Берзиньш продолжал чтение. Адамсонс вынул из прикроватной тумбочки приёмник. Зазвучал эстрадный концерт. В тумбочке лежала и фотография внучки – Линдочка улыбается, на её голове, будто бабочки уселись, белые банты, а на праздничное платье только что приколота октябрятская звёздочка. С краю фотографии неуверенным детским почерком первоклассницы выведены буквы: «Дедуля, выздоравливай поскорей. Линда». Воспоминания о маленькой шалунье согрели душу Адамсона. Линду прошлым летом на даче укусил клещ. Паразит незамедлительно был удалён, но в семье ещё долгое время переживали, не тот ли это клещ- переносчик болезней? Адамсонс протянул фотокарточку через узкий проход между кроватями.
– Вот, внученька!
– Не косит ли она немножко? – спросил Берзиньш, тщательно исследовав снимок.
– Линда? Да вы что?
– Ну, ладно-ладно. А сколько у вас внуков?
– Четверо. Линда младшенькая.
– Угу-у, – протянул Берзиньш и снова принялся за чтение.
– А у вас?
– У меня? Ни детей, ни внуков.
– Жаль. Дети – наше счастье.
– У вас квартира большая?
– Три  комнаты, две из них изолированные.

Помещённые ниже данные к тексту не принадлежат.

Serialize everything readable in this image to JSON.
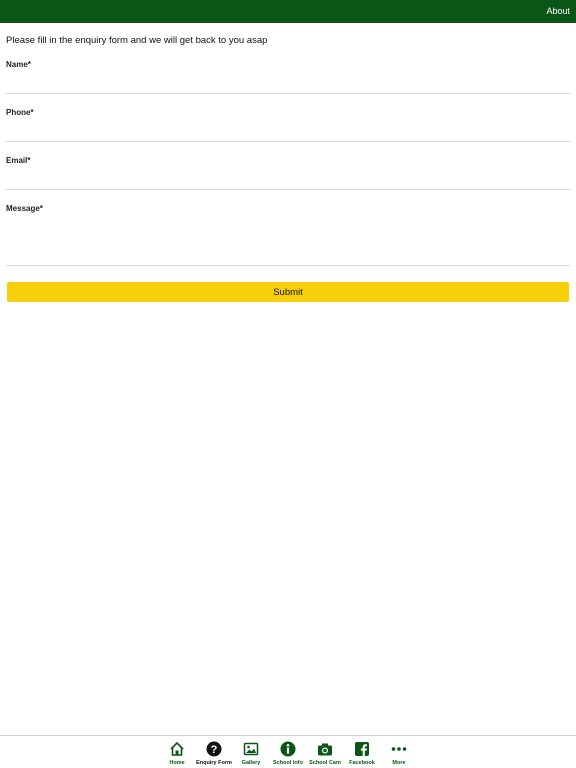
{
  "header": {
    "about_label": "About",
    "background_color": "#0b5616"
  },
  "form": {
    "intro": "Please fill in the enquiry form and we will get back to you asap",
    "fields": [
      {
        "label": "Name*",
        "value": ""
      },
      {
        "label": "Phone*",
        "value": ""
      },
      {
        "label": "Email*",
        "value": ""
      },
      {
        "label": "Message*",
        "value": ""
      }
    ],
    "submit_label": "Submit",
    "submit_color": "#f6cf0a"
  },
  "tabbar": {
    "items": [
      {
        "label": "Home",
        "icon": "home-icon",
        "active": false
      },
      {
        "label": "Enquiry Form",
        "icon": "question-circle-icon",
        "active": true
      },
      {
        "label": "Gallery",
        "icon": "image-icon",
        "active": false
      },
      {
        "label": "School Info",
        "icon": "info-circle-icon",
        "active": false
      },
      {
        "label": "School Cam",
        "icon": "camera-icon",
        "active": false
      },
      {
        "label": "Facebook",
        "icon": "facebook-icon",
        "active": false
      },
      {
        "label": "More",
        "icon": "more-dots-icon",
        "active": false
      }
    ],
    "accent_color": "#0b5616"
  }
}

– Ну, теперь одна освободится.
– Как освободится?
– Почтенный, что вы строите из себя героя Малой земли? Конечно же, освободится! – Берзиньш долго отхаркивался в носовой платок. – Вас сюда привезли, чтоб вы отдали здесь концы. Сунули к смертникам, чтобы «утку» вам не подносить, да и внучат не травмировать…
– Я позову врача!
– Извольте.
– И позову. Вас выставят из больницы.
– Метастазы уже поразили печень, поджелудочную, кишечник, медленно вгрызаются в позвоночник, ещё малость и сдадут нервы, вы станете абсолютно бессильным и беспомощным.
– Замолчите!
– У вас помутится рассудок, будете орать ещё громче, чем вы сделали это сейчас. Будете рассказывать, что скоро поведёте малышей на карусель и пытаться убедить каждого санитара, что вы здоровы как огурчик, а на самом деле будете насквозь гнилым.
– Вам место в тюрьме! Среди хулиганов.
– Я, почтенный, двадцать лет оттянул в Сибири.
– Вы?
– Имею честь сообщить вам, господин обер-лейтенант,– Берзиньш наконец оторвался от книги.– Я ведь тоже ветеран! Воевал в рядах латышского легиона СС.

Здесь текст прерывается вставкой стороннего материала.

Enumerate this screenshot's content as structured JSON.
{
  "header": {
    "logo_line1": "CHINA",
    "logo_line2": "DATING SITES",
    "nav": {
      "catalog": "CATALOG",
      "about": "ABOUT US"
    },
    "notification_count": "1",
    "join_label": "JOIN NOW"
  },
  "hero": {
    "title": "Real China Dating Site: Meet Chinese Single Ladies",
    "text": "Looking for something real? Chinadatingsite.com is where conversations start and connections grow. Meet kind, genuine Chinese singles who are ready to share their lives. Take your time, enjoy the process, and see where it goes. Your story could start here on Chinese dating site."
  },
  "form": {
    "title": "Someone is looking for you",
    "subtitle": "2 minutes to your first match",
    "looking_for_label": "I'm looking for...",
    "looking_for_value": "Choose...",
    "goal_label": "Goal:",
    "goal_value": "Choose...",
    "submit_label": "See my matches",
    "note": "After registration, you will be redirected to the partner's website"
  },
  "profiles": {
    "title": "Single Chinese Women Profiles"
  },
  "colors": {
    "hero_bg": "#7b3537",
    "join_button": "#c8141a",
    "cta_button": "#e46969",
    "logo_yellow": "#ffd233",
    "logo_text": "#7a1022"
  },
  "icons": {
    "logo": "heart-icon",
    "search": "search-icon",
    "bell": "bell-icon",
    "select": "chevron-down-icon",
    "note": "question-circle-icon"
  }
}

– И теперь вы здесь, в этой палате?
– Всё верно, в палате для ветеранов войны. Знаете, за деньги и не то ещё можно сделать, вечную жизнь только не купишь.
– Да-а,– прошептал Адамсонс.– Докатились.
Он стал пристально изучать Берзиньша, правда, на пижаме вместо эсэсовских молний и черепа был лишь вышитый красными нитками номер отделения.
–   Может татуировку показать?* – любезно поинтересовался Берзиньш и улёгся на бок, подпёрев голову рукой, согнутой в локте. –   Высший класс, Только вот сразу после войны погорел. Schweinerei. Меня по этой фрицевской наколке и замели. Такие вот пироги… (* - У всех эсэсовцев были татуировки, указывающие группу крови.)
– Когда?
– В сорок восьмом. Пытались мы на лодке удрать в Швецию. Напоролись на пограничников. Эх-х! Нужно было в сорок пятом рвать когти в Германию!…  У любовницы был, перебрал, вот и проворонил лихтер… Оказалось, к счастью, тут же, у Лиепаи, по ним торпедой с подлодки, все пошли на корм рыбам.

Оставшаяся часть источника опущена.